I especially found this part, later in the same article, to be of interest.
What is to blame?
Media commentator Li Wangang said the industrial development history of Western countries should not be used to justify China's high frequency of workplace accidents at present.
"As a developing country, China should have learned lessons from developed nations and thus does not need to relive their painful experiences," he said.
Luo went further to stress that in theory all workplace accidents are technical risks and can be prevented through adequate precautionary measures.

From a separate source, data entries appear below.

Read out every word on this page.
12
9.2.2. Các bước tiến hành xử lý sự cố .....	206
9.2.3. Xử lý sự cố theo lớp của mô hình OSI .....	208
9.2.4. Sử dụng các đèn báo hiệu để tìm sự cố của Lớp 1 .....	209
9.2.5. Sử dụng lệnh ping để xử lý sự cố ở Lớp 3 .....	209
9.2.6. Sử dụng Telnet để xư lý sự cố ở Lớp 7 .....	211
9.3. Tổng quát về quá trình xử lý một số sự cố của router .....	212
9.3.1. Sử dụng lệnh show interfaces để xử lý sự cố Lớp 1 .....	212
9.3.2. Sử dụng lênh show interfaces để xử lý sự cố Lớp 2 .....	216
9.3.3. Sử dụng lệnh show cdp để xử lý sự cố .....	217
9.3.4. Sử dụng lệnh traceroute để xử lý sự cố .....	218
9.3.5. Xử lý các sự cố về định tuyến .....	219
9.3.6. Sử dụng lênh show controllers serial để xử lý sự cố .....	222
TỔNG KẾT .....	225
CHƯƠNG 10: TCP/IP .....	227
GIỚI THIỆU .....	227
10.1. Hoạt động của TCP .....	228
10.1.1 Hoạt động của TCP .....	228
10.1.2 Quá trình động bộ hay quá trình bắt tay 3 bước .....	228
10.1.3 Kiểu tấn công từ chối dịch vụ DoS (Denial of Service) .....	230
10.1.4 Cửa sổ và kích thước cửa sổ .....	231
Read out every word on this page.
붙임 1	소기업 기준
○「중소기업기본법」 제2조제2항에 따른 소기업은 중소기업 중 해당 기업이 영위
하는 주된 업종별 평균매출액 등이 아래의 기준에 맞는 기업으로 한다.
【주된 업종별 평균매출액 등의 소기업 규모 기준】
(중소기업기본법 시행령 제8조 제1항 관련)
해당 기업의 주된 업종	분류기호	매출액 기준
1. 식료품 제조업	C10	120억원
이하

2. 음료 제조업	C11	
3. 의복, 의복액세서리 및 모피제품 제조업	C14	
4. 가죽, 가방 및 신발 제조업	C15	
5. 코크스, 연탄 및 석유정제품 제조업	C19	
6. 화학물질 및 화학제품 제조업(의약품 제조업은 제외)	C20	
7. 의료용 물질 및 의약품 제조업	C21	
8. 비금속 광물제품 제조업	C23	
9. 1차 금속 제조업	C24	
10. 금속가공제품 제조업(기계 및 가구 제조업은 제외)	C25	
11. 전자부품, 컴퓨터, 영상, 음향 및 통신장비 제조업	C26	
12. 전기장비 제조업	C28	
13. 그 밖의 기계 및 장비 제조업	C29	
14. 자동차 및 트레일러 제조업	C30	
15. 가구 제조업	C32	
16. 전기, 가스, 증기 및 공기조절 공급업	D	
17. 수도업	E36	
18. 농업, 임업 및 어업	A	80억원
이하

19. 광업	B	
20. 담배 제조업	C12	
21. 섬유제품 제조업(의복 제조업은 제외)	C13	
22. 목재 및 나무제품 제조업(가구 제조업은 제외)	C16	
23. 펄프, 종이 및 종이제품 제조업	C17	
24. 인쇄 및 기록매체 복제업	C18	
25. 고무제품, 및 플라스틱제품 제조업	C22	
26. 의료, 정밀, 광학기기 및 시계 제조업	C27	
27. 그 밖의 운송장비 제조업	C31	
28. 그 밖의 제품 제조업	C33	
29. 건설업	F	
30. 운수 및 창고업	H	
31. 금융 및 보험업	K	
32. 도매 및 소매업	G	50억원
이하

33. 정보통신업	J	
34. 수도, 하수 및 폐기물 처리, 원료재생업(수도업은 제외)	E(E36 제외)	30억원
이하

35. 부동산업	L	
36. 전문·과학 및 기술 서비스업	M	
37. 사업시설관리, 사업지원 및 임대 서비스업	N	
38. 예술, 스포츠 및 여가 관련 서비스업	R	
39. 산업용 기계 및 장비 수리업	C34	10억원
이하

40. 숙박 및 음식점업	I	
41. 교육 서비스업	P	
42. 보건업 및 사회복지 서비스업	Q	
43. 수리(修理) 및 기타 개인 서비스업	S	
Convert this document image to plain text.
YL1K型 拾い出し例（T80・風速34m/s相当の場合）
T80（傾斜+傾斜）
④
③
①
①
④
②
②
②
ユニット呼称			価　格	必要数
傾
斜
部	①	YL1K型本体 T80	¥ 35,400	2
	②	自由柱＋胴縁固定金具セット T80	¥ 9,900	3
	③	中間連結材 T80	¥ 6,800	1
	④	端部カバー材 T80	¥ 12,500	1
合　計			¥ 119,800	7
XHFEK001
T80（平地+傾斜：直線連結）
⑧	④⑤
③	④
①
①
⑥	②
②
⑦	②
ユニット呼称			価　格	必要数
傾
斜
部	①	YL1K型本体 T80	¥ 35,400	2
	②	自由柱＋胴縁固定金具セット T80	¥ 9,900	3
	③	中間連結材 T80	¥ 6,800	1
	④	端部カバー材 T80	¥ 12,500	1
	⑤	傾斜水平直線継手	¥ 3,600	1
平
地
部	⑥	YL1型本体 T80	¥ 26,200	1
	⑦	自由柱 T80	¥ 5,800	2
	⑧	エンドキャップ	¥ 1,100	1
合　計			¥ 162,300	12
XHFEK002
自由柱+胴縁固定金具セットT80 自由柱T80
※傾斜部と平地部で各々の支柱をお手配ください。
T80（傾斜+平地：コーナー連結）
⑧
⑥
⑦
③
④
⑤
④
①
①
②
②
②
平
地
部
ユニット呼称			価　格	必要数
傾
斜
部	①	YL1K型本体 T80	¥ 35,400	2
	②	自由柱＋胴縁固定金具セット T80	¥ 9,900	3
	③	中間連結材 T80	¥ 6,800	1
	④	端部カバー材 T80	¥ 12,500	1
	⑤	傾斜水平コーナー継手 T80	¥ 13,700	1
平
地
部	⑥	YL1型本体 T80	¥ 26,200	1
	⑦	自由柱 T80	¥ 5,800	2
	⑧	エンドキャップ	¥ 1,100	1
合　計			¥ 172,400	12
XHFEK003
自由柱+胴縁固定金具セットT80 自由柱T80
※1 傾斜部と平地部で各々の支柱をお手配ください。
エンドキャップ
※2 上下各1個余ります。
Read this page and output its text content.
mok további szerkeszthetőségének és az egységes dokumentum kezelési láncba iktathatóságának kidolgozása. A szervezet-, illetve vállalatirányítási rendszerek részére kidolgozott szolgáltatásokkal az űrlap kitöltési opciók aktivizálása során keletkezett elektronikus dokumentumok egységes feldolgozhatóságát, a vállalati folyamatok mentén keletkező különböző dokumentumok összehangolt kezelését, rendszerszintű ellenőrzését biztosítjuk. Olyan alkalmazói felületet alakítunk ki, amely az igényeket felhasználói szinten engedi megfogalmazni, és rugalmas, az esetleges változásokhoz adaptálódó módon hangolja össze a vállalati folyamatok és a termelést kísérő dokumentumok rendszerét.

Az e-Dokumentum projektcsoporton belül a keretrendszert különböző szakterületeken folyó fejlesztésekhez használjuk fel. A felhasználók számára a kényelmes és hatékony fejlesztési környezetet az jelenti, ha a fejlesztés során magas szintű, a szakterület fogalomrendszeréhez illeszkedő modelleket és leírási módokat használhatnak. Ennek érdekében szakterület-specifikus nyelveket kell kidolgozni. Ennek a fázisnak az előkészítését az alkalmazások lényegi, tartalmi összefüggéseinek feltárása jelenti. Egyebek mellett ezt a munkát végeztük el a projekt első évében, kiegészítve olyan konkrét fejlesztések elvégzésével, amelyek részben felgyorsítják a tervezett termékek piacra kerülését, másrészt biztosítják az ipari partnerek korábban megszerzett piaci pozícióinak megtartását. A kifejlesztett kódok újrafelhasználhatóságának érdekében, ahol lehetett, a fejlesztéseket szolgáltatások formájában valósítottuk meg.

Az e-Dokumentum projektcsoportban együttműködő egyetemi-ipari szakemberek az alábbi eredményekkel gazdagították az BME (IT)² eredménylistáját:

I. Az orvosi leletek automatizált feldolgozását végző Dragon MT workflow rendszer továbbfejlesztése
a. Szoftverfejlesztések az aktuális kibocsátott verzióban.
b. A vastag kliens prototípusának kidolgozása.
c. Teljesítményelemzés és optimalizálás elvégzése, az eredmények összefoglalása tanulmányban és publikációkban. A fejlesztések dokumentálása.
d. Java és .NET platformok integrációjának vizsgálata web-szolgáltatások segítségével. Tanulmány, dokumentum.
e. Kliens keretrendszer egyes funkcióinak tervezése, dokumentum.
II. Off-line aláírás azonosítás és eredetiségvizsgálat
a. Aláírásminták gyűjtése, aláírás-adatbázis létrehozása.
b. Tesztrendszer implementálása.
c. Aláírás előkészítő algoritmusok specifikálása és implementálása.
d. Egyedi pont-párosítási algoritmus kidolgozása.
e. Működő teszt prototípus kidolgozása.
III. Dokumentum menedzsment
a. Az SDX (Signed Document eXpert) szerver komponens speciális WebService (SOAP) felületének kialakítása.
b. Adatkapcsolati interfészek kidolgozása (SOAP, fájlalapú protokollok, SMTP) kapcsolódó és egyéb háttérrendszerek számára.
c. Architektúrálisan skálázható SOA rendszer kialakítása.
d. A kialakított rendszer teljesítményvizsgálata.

But unfortunately, there has been rampant negligence of work safety around the country, says Zhang Baoming, former director of the State Administration of Work Safety.
He said almost all industrial accidents in China were caused by human errors, except a few that resulted from natural factors.
Zhang points to widespread practices of being preoccupied with economic growth while disregarding the life and health of labourers, the government's lax supervision on safety as well as poor enforcement of related laws and regulations.
"If unchecked, the upward spiral in workplace accidents will not only cause great damage to our society but also pose a grave test to social justice and government credibility," says Zhang, now a member of the National Committee of the Chinese People's Political Consultative Conference.
The recent series of accidents have drawn particular attention as market demand for coal continues to soar in China.
As the Chinese economy grows at full steam, there has been a dire need for coal, which supplies two-thirds of the country's total energy and generates 80 per cent of its electricity.
Work safety experts say increased production has forced coal mines to their maximum capacity, triggering more potential risks.